The former head of Pemex, Mexico’s state oil company, has dropped his extradition fight and will be flown home from Spain to face charges in the biggest corruption prosecution yet under President López Obrador.

Attorney General Alejandro Gertz Manero said Emilio Lozoya had “offered his collaboration to establish and clarify the matters of which he has been accused.”

The former Pemex chief, who had been a key figure in the election campaign of former president Enrique Peña Nieto, was arrested at a luxury residential complex on the Costa del Sol in February, after an eight-month search.

Lozoya has denied receiving US $10 million in bribes from the Brazilian construction company Odebrecht, which admitted paying billions of dollars in kickbacks across Latin America in exchange for political favours that have landed scores of former officials across the region in jail.

He faces charges of money laundering and corruption over Pemex’s purchase of a fertilizer factory.

Shortly after news of his imminent extradition was made public, Coello Trello y Asociados, the law firm that represents Lozoya, said it would no longer do so.

In a statement, it said it had taken the decision a month ago, in agreement with Lozoya, but gave no reason.

Mexico was conducting final paperwork before sending an aircraft to fly him home. Once back in Mexico, legal proceedings would begin “immediately,” the attorney general said.

“The relevance of this issue mandates an absolutely transparent investigation and fairness that is beyond doubt,” he said.

That scandal, as well as the unsolved killing of 43 students almost six years ago, has tainted Peña Nieto’s reputation. Some analysts believed that Lozoya could testify against his former boss.

“He surely didn’t act alone,” said Marco Fernández, anti-corruption investigator at México Evalúa, a think tank, and a professor at the Tec de Monterrey.
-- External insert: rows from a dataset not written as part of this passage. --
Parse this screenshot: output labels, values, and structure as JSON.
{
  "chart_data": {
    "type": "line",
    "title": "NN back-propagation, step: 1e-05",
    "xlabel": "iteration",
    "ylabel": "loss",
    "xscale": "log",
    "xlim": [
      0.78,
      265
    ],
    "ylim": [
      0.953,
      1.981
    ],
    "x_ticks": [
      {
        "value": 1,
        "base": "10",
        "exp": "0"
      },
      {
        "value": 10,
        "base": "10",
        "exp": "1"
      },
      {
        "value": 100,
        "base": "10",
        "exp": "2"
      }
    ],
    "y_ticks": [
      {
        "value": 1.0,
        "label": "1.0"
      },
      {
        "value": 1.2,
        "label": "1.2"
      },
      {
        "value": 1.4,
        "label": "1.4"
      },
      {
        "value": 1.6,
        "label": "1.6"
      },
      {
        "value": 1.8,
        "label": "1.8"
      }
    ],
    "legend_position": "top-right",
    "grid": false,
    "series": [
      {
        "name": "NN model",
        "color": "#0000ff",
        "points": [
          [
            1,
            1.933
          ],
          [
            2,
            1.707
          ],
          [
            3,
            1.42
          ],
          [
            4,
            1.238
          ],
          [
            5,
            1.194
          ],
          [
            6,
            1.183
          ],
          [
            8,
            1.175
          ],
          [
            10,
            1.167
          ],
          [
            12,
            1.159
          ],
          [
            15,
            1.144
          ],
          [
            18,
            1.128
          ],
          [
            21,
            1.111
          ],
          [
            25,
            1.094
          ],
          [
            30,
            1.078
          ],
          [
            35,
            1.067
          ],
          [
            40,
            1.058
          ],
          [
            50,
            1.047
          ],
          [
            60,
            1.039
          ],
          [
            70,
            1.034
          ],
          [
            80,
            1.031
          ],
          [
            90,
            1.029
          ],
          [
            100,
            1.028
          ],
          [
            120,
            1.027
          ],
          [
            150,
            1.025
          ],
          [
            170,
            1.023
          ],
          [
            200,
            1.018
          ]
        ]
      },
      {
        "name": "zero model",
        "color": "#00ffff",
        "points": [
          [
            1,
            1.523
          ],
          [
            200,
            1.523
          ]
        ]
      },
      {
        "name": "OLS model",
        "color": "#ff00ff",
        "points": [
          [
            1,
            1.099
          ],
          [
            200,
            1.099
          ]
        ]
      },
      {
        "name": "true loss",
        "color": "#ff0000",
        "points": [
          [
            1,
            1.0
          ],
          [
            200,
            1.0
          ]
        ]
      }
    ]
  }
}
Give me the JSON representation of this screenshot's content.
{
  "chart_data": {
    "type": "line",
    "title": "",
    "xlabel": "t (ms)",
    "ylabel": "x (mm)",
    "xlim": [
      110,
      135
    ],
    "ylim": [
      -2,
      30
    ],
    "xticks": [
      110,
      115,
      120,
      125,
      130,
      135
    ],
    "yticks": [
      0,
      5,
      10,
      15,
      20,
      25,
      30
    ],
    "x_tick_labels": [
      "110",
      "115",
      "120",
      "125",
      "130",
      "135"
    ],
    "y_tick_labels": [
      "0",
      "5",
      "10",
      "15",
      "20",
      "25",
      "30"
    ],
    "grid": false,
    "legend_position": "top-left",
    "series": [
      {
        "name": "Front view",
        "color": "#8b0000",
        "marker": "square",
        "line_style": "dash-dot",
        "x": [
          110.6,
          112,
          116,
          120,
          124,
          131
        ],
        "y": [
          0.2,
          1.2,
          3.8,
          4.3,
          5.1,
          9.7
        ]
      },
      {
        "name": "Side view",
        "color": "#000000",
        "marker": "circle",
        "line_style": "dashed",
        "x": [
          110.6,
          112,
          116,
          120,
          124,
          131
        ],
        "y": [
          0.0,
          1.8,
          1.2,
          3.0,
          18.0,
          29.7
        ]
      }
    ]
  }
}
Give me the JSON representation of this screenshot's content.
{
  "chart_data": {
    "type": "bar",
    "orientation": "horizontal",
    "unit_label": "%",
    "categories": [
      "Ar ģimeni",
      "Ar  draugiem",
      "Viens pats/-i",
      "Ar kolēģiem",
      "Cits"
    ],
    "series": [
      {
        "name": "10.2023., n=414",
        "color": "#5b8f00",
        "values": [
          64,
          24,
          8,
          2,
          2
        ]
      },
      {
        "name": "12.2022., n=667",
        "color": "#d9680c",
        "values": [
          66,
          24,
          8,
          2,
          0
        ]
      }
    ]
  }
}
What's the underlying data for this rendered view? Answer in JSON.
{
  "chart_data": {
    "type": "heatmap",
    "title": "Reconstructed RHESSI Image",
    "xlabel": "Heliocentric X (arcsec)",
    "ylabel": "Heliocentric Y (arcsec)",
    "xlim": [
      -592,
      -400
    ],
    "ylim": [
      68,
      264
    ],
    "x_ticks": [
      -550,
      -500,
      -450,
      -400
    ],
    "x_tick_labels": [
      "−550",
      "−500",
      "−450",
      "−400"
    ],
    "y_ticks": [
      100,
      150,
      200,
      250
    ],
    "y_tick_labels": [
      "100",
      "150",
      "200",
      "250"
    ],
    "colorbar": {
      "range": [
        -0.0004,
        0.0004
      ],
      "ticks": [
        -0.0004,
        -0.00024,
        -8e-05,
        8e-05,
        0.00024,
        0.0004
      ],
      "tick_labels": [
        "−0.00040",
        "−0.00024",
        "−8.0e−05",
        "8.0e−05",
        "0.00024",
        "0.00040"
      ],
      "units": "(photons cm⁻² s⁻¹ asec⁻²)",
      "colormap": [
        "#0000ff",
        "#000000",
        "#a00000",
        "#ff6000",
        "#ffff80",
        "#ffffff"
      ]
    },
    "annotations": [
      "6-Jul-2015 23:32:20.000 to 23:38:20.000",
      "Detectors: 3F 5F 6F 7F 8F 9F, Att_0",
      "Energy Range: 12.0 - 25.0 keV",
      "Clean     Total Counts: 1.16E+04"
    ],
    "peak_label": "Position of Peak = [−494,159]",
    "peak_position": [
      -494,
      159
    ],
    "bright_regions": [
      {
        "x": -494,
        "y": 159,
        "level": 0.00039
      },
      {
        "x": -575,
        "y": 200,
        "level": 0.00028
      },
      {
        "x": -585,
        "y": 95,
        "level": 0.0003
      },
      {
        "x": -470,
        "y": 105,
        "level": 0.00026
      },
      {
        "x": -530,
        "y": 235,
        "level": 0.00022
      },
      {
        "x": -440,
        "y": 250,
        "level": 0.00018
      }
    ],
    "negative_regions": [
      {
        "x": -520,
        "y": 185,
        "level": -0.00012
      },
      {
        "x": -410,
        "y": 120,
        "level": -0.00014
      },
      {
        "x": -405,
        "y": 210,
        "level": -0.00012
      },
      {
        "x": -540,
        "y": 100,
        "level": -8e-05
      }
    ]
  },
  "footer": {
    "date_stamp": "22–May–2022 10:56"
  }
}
No other former officials have yet been accused.

Former Ayotzinapa investigator Zerón
Former Ayotzinapa investigator Zerón is sought by Interpol.

“The big elephant in the room is the lack of results” in López Obrador’s anti-graft drive, he added.

Gertz Manero also said an Interpol red notice had been issued against Tomás Zerón, the fugitive former head of the Criminal Investigation Agency that was part of the attorney general’s office, seeking his extradition to face charges in connection with the investigation of the student killings.

Zerón had been a defender of what the previous government described as the “historic truth” — that the students had been kidnapped by corrupt police, handed to a local cartel, killed and burned.

“The historic truth is over,” Gertz Manero said.